• Type: Mammal
• Size: Male- 30 to 45 cm; Female- 29 to 42 cm
• Weight: Male- 800 to 1200 grams; Female- 700 to 1020 grams
• Diet: Omnivore
• Ave. Life Span: Wild- 12 years; In captivity- 25 years
• Group Name: Troop
The Titi Monkey is a New World monkey that inhabits the South America, including Brazil, Peru, Colombia, Paraguay, and Bolivia. They have varying colors, but the most common ones include brown, black, red, and gray. Its fur is soft, and its undersides have a lighter color compared to the upperside.
They prefer living in dense forests with access to water, and are more active during the day. Titi monkeys got their German name (which means jumping monkey) because of their fondness of leaping from one branch to another.
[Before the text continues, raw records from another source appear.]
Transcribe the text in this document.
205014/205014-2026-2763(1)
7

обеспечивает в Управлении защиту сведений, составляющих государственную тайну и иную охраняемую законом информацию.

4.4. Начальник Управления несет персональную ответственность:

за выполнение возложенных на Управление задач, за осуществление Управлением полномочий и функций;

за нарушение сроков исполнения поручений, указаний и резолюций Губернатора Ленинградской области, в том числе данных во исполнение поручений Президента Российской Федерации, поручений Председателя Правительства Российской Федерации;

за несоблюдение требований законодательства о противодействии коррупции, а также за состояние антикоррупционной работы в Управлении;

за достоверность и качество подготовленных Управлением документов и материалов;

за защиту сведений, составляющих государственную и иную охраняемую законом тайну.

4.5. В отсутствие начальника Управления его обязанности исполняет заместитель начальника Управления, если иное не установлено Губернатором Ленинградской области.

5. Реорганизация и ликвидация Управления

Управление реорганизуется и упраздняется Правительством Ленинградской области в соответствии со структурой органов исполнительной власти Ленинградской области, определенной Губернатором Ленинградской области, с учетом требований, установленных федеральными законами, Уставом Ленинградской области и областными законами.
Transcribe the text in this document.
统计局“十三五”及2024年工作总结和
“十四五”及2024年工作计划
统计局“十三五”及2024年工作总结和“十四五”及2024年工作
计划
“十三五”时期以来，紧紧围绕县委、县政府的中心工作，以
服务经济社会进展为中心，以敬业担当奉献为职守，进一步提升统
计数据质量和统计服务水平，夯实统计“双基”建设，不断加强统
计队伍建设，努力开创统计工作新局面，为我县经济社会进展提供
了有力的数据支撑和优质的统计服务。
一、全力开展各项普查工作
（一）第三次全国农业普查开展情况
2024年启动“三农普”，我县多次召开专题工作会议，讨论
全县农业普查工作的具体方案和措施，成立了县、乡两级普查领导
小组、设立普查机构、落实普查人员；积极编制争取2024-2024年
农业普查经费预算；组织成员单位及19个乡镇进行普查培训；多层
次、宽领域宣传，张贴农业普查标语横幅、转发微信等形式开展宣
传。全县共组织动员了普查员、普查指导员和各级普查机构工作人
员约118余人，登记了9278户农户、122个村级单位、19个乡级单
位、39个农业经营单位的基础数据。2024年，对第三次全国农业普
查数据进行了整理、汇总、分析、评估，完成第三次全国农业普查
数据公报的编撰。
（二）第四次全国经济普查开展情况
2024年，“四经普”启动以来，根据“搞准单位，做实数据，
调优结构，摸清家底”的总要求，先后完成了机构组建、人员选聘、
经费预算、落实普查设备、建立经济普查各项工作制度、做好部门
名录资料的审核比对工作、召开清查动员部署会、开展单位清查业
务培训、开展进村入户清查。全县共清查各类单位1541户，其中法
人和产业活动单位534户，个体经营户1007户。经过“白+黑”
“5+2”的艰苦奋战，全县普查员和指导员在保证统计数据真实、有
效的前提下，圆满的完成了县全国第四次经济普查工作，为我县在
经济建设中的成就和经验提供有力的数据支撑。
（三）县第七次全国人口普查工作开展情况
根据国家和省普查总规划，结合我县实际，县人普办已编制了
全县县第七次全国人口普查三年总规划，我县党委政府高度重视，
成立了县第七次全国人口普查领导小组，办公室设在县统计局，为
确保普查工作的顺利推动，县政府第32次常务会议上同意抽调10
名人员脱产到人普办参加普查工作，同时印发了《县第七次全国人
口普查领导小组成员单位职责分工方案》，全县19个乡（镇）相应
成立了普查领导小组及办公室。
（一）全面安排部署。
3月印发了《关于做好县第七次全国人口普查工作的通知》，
They are highly territorial animals, which keep intruders away by making noises and chasing them off. Normally, they live in groups composed of around 3 to 7 individuals. They mate with one partner for the rest of their lives, and females typically give birth to only one baby. Gestation lasts for approximately 5 moths, and juveniles are weaned once they reach 5 months old. After one year, they will reach full maturity and will leave their group after about 2-3 years to look for a mate.
According to the International Union for Conservation of Nature, the Andean Titi Monkey and Blond Titi Monkey are listed as Critically Endangered. On the other hand, the Beni Titi Monkey is categorized as Endangered, and the Black-fronted Titi Monkey is classified as Near Threatened. Some of the major threats to their population include loss of habitat, habitat fragmentation, and hunting.